Je me réveille un peu plus, je me demande si ce vacarme ne sort pas de ma tête, d’un rêve déjà oublié et je me tourne vers lui et je le vois redressé, pâle, raide, le visage crispé d’une telle attention, d’une telle concentration que j’ai peur qu’il soit en train de mourir. Seulement il écoute. J’ai juste envie de refermer les yeux, de me rendormir et surtout de ne pas me confronter à ce qu’il semble se passer, la guerre juste en bas, à quelques pas de mon lit, de mes draps chauds. Mais que se passe-t-il ? Je devrais attraper mon téléphone, me connecter au monde, rassembler les informations, sans doute déjà présentes par millions sur mon appareil. Descendre et être témoin de quelque chose me paraît beaucoup trop archaïque et surtout dangereux, je n’ai pas envie de participer à quoi que ce soit – je suis beaucoup trop moderne je me chuchote un peu honteux quand même- Mais je résiste, fasciné par l’immobilité de mon ami, qui depuis de longues secondes ne bouge pas, ne cligne pas des yeux.

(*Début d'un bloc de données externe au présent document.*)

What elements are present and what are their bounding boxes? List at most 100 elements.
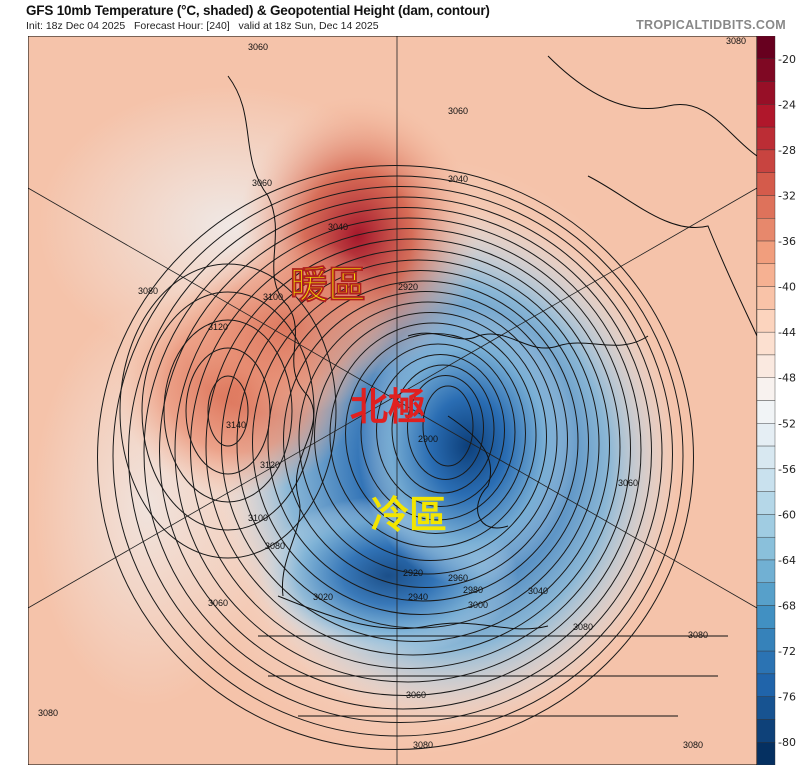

Est-il effrayé ? Subjugué ? J’ n’ose pas le sortir de son état qui semble aussi le protéger. Je le regarde avec une affection nouvelle et prend un temps infini pour me souvenir de notre nuit. Une nuit où j’ai à peine dormi, ne pouvant m’arrêter de vouloir sentir sa peau contre la mienne, sa peau si tiède, si parfaite, comme celle que j’attendais depuis longtemps, mon corps s’était progressivement réchauffé d’une froideur ancestrale, surtout le dessous de ses cuisses m’avaient conquis, une substance soyeuse, organique, vivante, printanière qui bourgeonnait à mon contact, des sillons fertiles s’imprimaient sur ma peau sangsue qui s’était mise à fleurir, parcourue d’une osée délétère affectant mon corps d’une vie nouvelle, un arbre magnifié par la présence des autres arbres, de la mousse, des feuilles, des rayons lumineux qu’on regarde avec émerveillement, acceptant alors la magie normale, celle oubliée maintenant que les balles crissent ou croisent dans le boulevard en bas de chez moi.

*

Reprend-toi, replonge dans l’oubli, dans l’occultation, on a pas besoin de savoir, pas besoin d’écouter, on peut faire comme tout le monde, comme d’habitude quand ça se passe plus loin. Ne me force pas à vivre dans le flux, dans la masse, de me rouler dans le drame national, le drame républicain, je veux juste ton corps, ta douceur et surtout. Surtout ne pas assister au naufrage. Parce que tu le sais, le bateau prend l’eau depuis longtemps, on a fermé l’accès aux cales, c’est toi même qui me l’as dit, tu te souviens, c’est toi encore, y’a pas longtemps qui m’obligeais à cacher mon visage dans ton cou et abréger mes constats, toujours les mêmes sur le monde et tu m’disais, chut, chut et j’étouffais à moitié et ton odeur me faisait tout oublier.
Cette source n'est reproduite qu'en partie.